Area 51 is real, but the UFOs were just spy planes

Posted By KRISTEN BUTLER,  |  Updated Aug. 16, 2013 at 2:30 PM
share with facebook
share with twitter

Area 51 was real, according to newly declassified documents obtained by George Washington University's National Security Archive.

The documents are the first official acknowledgment of the patch of Mojave Desert near Groom Lake known as Area 51. About a decade after the end of WWII, President Eisenhower signed off on a secret project to develop spy planes -- high-altitude, long-range manned planes capable of remote photography.

The Air Force worked with the Lockheed Corporation to develop the manned aircraft that would eventually become the U-2. In need of flight test sites away from prying eyes, they discovered an abandoned wartime landing strip just outside the Nevada Test Site.

"After consulting with [the CIA's] Dulles, Bissell and Miller asked the Atomic Energy Commission to add the Groom Lake area to its real estate holdings in Nevada. AEC Chairman Adm. Lewis Strauss readily agreed, and President Eisenhower also approved the addition of this strip of wasteland, known by its map designation as Area 51, to the Nevada Test Site."

The documents reveal a trove of previously classified Cold War-era U-2 materials including pilots, codenames, funding and cover arrangements, electronic countermeasures, and foreign operations in cooperation with other governments.

Notably, the CIA conducted covert U-2 operations in support of the 1958 Indonesian rebellion and the Tibetan rebellion against China. A number of operations from India were conducted between 1962 and 1967, triggered by the Sino-Indian war.

Other previously classified accounts include U.S.-sponsored Chinese Nationalist U-2 operations, including low-altitude reconnaissance flights over China using Chinese Nationalist pilots.
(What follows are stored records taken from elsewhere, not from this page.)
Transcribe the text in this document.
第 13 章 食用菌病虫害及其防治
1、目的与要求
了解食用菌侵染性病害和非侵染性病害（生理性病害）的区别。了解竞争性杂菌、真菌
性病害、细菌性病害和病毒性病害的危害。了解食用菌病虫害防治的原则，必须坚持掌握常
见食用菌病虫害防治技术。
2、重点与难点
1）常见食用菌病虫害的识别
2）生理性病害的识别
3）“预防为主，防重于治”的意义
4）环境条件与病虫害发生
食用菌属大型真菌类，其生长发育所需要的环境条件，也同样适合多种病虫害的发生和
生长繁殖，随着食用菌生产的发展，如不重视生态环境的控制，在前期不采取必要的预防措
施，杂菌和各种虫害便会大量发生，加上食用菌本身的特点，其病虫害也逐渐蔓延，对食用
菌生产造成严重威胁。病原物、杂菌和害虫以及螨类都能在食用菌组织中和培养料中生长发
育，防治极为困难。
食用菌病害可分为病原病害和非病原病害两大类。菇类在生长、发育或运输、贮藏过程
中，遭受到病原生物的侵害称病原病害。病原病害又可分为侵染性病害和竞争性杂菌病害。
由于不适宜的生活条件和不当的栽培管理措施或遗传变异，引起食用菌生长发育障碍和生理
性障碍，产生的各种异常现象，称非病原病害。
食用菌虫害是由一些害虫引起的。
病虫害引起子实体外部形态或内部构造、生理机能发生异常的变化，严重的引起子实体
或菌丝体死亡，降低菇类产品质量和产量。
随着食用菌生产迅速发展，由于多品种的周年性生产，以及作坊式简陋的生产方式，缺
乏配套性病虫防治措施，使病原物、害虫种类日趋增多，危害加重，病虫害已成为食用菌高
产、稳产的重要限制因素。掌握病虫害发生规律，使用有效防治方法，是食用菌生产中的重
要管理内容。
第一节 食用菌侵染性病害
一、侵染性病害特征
Most astonishing, however, may be that when the CIA originally contracted with Lockheed in 1955 to build 20 U-2 aircraft mounted with high-resolution cameras, the defense contractor came in under budget.

The Agency was about to enter a $22.5 million contract for the 20 spy planes, and through the use of "unvouchered" CIA funds -- secret checks free from accounting and oversight -- it has been revealed the CIA only paid $18,977,597 for the U-2s, and that includes $1.9 million profit for Lockheed.